Mentre al Nazareno, nella fase di degenza post elettorale, rispunta la «ditta», le donne del Pd pretendono le vicepresidenze di Camera e Senato ed entrambi i capigruppo. Per la parte dem, questo è il tempo in cui dice la sua chi viene considerato saggio. Anche se, a dire il vero, parlano un po' tutti. Se quella di D'Alema dalle pagine de Il Fatto Quotidiano appare come un'offensiva senza sconti - tipica del genere «ve l'avevo detto» -, le parole di Walter Veltroni e Pierluigi Bersani assomigliano di più a tentativi di salvare il salvabile della causa di Enrico Letta. «Io non so che rapporti abbiano i dirigenti del Pd con la società italiana. Mi domando persino dove prendano il caffè la mattina, perché il risultato ha detto esattamente l'opposto», tuona il leader Maximus dal giornale diretto da Marco Travaglio. L'obiettivo è anche quello di far passare un messaggio chiaro sull'indispensabilità grillina. Veltroni su La Stampa invita al ritorno «alle radici» riformiste, mentre Bersani dal Corriere della Sera, sottoscrivendo la posizione del suo delfino Giuseppe Provenzano, chiede lo stop delle primarie. Rispetto a D'Alema, è acqua sul fuoco. Ragiona a microfoni aperti chi potrebbe occuparsi del futuro come Stefano Bonaccini, che non vuole sentir parlare di scioglimento: «Regalo alle destre», lo definisce il presidente di Regione. Base Riformista, ridimensionata nei numeri dopo le elezioni, chiede a gran voce l'inizio del congresso. Non solo: i post renziani, a Roma, domandano al sindaco zingarettiano Roberto Gualtieri di allargare la maggioranza ai calendiani. Sono segnali di riposizionamento, forse, e sicuri distinguo sul Pd che verrà, se verrà. Un'idea che circola è quella di prorogare l'incarico a Letta finché la pallina che corre sul piano inclinato non dà segni di rallentamento. Ma li darà mai? La novità più concreta, però, proviene dalle donne elette, che si preparano alla direzione nazionale di oggi stilando un documento: chiederanno tutti i posti istituzionali di rilievo tra quelli parlamentari. Non saranno concordi Orlando e Franceschini, che vogliono le vicepresidenze delle Aule. Potrebbe innescarsi un cortocircuito niente male. La Repubblica anima il dibattito con un paginone: «È ora che il Pd faccia qualcosa di sinistra». C'è spazio anche per il «nannimorettismo» di ritorno. Fassino, altro saggio, ha già spiegato come la situazione non sia destinata a migliorare con un semplice cambio di leadership. È il ritorno della ditta ed è in gran completo.

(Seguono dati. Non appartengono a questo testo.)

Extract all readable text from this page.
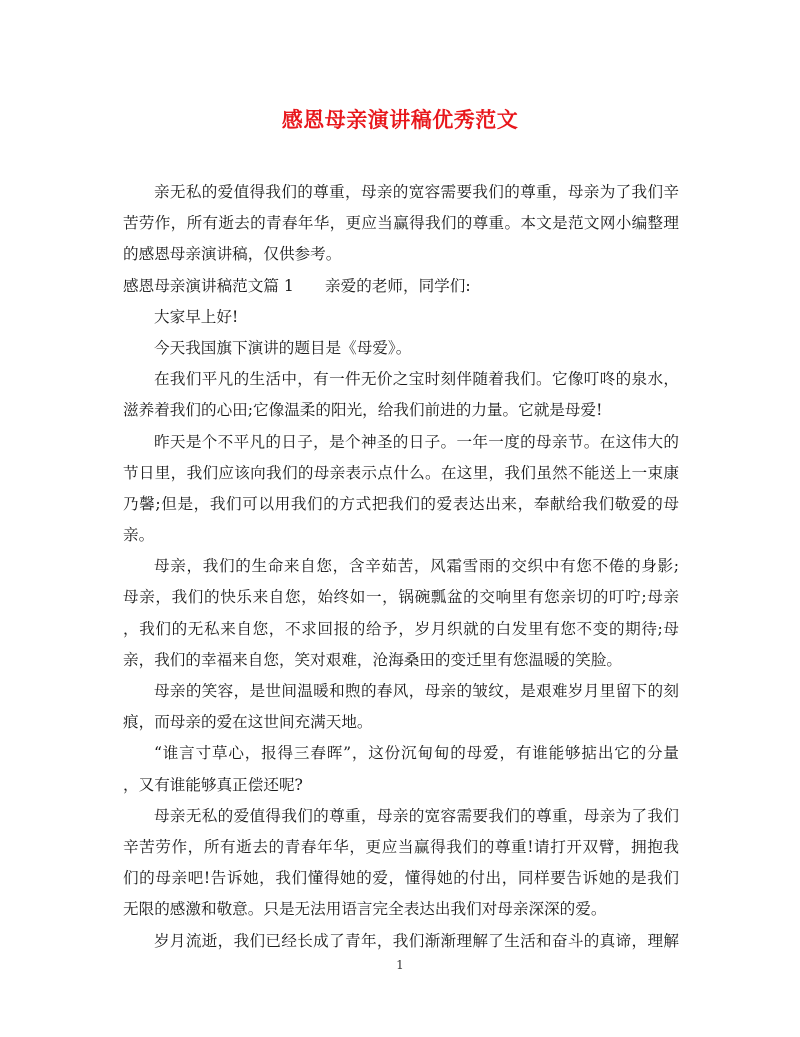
感恩母亲演讲稿优秀范文
亲无私的爱值得我们的尊重，母亲的宽容需要我们的尊重，母亲为了我们辛
苦劳作，所有逝去的青春年华，更应当赢得我们的尊重。本文是范文网小编整理
的感恩母亲演讲稿，仅供参考。
感恩母亲演讲稿范文篇 1	亲爱的老师，同学们:
大家早上好!
今天我国旗下演讲的题目是《母爱》。
在我们平凡的生活中，有一件无价之宝时刻伴随着我们。它像叮咚的泉水，
滋养着我们的心田;它像温柔的阳光，给我们前进的力量。它就是母爱!
昨天是个不平凡的日子，是个神圣的日子。一年一度的母亲节。在这伟大的
节日里，我们应该向我们的母亲表示点什么。在这里，我们虽然不能送上一束康
乃馨;但是，我们可以用我们的方式把我们的爱表达出来，奉献给我们敬爱的母
亲。
母亲，我们的生命来自您，含辛茹苦，风霜雪雨的交织中有您不倦的身影;
母亲，我们的快乐来自您，始终如一，锅碗瓢盆的交响里有您亲切的叮咛;母亲
，我们的无私来自您，不求回报的给予，岁月织就的白发里有您不变的期待;母
亲，我们的幸福来自您，笑对艰难，沧海桑田的变迁里有您温暖的笑脸。
母亲的笑容，是世间温暖和煦的春风，母亲的皱纹，是艰难岁月里留下的刻
痕，而母亲的爱在这世间充满天地。
“谁言寸草心，报得三春晖”，这份沉甸甸的母爱，有谁能够掂出它的分量
，又有谁能够真正偿还呢?
母亲无私的爱值得我们的尊重，母亲的宽容需要我们的尊重，母亲为了我们
辛苦劳作，所有逝去的青春年华，更应当赢得我们的尊重!请打开双臂，拥抱我
们的母亲吧!告诉她，我们懂得她的爱，懂得她的付出，同样要告诉她的是我们
无限的感激和敬意。只是无法用语言完全表达出我们对母亲深深的爱。
岁月流逝，我们已经长成了青年，我们渐渐理解了生活和奋斗的真谛，理解
1
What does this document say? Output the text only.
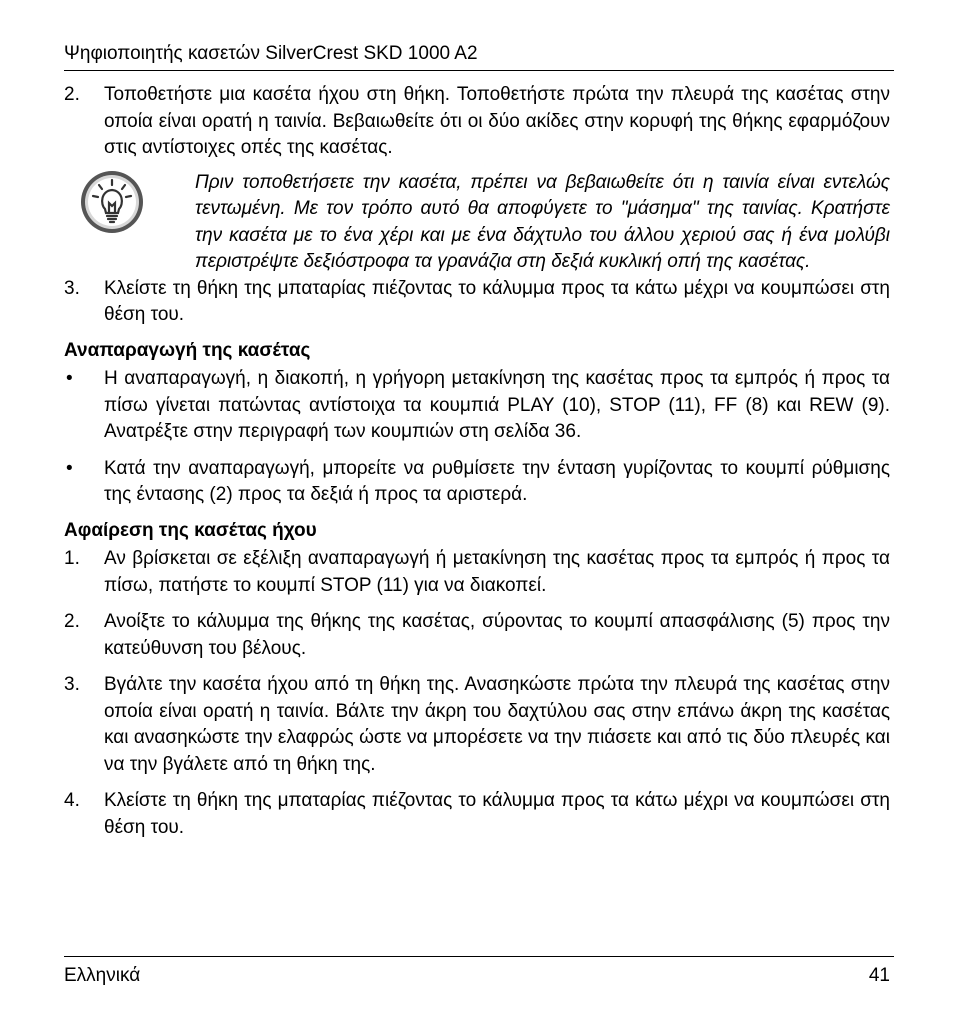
Ψηφιοποιητής κασετών SilverCrest SKD 1000 A2
2. Τοποθετήστε μια κασέτα ήχου στη θήκη. Τοποθετήστε πρώτα την πλευρά της κασέτας στην οποία είναι ορατή η ταινία. Βεβαιωθείτε ότι οι δύο ακίδες στην κορυφή της θήκης εφαρμόζουν στις αντίστοιχες οπές της κασέτας.
Πριν τοποθετήσετε την κασέτα, πρέπει να βεβαιωθείτε ότι η ταινία είναι εντελώς τεντωμένη. Με τον τρόπο αυτό θα αποφύγετε το "μάσημα" της ταινίας. Κρατήστε την κασέτα με το ένα χέρι και με ένα δάχτυλο του άλλου χεριού σας ή ένα μολύβι περιστρέψτε δεξιόστροφα τα γρανάζια στη δεξιά κυκλική οπή της κασέτας.
3. Κλείστε τη θήκη της μπαταρίας πιέζοντας το κάλυμμα προς τα κάτω μέχρι να κουμπώσει στη θέση του.
Αναπαραγωγή της κασέτας
• Η αναπαραγωγή, η διακοπή, η γρήγορη μετακίνηση της κασέτας προς τα εμπρός ή προς τα πίσω γίνεται πατώντας αντίστοιχα τα κουμπιά PLAY (10), STOP (11), FF (8) και REW (9). Ανατρέξτε στην περιγραφή των κουμπιών στη σελίδα 36.
• Κατά την αναπαραγωγή, μπορείτε να ρυθμίσετε την ένταση γυρίζοντας το κουμπί ρύθμισης της έντασης (2) προς τα δεξιά ή προς τα αριστερά.
Αφαίρεση της κασέτας ήχου
1. Αν βρίσκεται σε εξέλιξη αναπαραγωγή ή μετακίνηση της κασέτας προς τα εμπρός ή προς τα πίσω, πατήστε το κουμπί STOP (11) για να διακοπεί.
2. Ανοίξτε το κάλυμμα της θήκης της κασέτας, σύροντας το κουμπί απασφάλισης (5) προς την κατεύθυνση του βέλους.
3. Βγάλτε την κασέτα ήχου από τη θήκη της. Ανασηκώστε πρώτα την πλευρά της κασέτας στην οποία είναι ορατή η ταινία. Βάλτε την άκρη του δαχτύλου σας στην επάνω άκρη της κασέτας και ανασηκώστε την ελαφρώς ώστε να μπορέσετε να την πιάσετε και από τις δύο πλευρές και να την βγάλετε από τη θήκη της.
4. Κλείστε τη θήκη της μπαταρίας πιέζοντας το κάλυμμα προς τα κάτω μέχρι να κουμπώσει στη θέση του.
Ελληνικά	41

Nel frattempo, Conte si sfrega le mani, rilanciando la manifestazione pacifista sul conflitto mosso da
Vladimir Putin. Nel sottobosco parlamentare, iniziano a circolare i nomi di chi, tra i dem, parteciperebbe volentieri alla piazza. Il capo grillino vuole un esordio da capo dell'opposizione: la leadership del M5S non gli basta più.